National Prevention Week is an opportunity for all of us to continue all year long to promote children’s wellness, which includes staying away from alcohol or drug use to help insure a present and future life without the pain and loss suffered by substance use disorders.

 

And finally, each May is also National Foster Care Month, which provides an opportunity for people all across the nation to focus attention on the year-round needs of American children and youth in foster care. This campaign raises awareness about foster care and encourages many more citizens to get involved in the lives of these youth, whether as foster parents, volunteers, mentors, employers or in other ways. 

 

Conclusion

 

Participating in these special weeks and months throughout the year helps to keep a vigilant spotlight on prevention for our young people and their families to protect them from unhealthy involvement in alcohol or drug use that can wreck their lives and devastate their families.

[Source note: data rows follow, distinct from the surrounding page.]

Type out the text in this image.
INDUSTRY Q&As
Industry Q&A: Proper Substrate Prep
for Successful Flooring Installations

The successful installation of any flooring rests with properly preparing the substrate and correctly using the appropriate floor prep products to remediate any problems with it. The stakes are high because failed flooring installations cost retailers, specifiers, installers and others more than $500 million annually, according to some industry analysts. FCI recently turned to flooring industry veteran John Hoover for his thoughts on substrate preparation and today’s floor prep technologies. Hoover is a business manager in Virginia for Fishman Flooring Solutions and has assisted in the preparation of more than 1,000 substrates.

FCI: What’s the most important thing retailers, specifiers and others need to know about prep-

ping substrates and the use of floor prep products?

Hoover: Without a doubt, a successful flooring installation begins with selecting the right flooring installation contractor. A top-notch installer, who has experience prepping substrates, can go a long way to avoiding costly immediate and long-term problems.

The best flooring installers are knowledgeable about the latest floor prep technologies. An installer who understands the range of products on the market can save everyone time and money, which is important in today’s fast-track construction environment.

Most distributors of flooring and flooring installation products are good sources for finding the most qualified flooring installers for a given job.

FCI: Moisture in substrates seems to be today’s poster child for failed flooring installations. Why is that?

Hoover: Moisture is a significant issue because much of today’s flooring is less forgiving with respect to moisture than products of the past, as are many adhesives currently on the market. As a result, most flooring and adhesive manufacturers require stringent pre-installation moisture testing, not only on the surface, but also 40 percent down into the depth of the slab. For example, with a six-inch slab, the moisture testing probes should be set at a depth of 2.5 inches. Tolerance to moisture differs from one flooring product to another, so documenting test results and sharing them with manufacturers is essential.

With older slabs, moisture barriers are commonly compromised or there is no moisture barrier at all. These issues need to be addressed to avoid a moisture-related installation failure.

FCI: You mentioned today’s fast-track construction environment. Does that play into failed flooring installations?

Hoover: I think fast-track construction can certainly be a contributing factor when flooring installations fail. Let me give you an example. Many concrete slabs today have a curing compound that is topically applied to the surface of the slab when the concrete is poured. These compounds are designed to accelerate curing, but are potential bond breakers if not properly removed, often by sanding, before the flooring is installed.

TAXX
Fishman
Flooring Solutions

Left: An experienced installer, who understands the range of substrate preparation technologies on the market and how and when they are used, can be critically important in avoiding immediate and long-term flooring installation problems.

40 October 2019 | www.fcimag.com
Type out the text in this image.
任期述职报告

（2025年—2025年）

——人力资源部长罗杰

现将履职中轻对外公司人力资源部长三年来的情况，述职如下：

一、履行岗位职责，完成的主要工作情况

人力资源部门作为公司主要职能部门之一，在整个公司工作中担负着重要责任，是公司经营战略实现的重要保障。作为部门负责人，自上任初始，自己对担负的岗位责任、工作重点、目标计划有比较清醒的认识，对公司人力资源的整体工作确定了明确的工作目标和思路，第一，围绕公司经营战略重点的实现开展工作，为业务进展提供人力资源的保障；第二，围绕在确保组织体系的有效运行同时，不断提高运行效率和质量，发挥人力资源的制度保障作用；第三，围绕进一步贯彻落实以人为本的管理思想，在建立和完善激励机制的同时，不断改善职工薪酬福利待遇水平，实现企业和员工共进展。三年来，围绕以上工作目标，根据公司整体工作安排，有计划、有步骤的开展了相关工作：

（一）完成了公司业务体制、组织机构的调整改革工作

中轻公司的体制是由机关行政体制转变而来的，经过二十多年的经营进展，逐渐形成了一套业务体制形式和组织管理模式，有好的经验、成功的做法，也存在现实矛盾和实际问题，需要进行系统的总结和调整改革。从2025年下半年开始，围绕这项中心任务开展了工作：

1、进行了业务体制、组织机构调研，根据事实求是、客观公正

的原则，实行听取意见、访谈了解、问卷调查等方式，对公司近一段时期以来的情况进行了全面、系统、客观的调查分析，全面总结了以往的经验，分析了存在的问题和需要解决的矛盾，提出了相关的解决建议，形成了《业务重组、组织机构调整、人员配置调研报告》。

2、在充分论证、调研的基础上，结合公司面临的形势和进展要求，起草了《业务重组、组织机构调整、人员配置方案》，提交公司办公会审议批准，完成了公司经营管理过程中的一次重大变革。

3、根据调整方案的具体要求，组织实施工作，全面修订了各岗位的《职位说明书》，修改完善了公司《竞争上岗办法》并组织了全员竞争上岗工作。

I have featured two more such campaigns than the seven the advertising world suggests is necessary, but, then we need to get ahead of the damaging influence of alcohol advertising and, increasingly, the advertising of medical marijuana. Medical marijuana ads are misleading the American public and steering our youth to believe that this drug is now safe, even though it creeps into their brains where the receptors for cannabinoids are the same ones as those for opioids.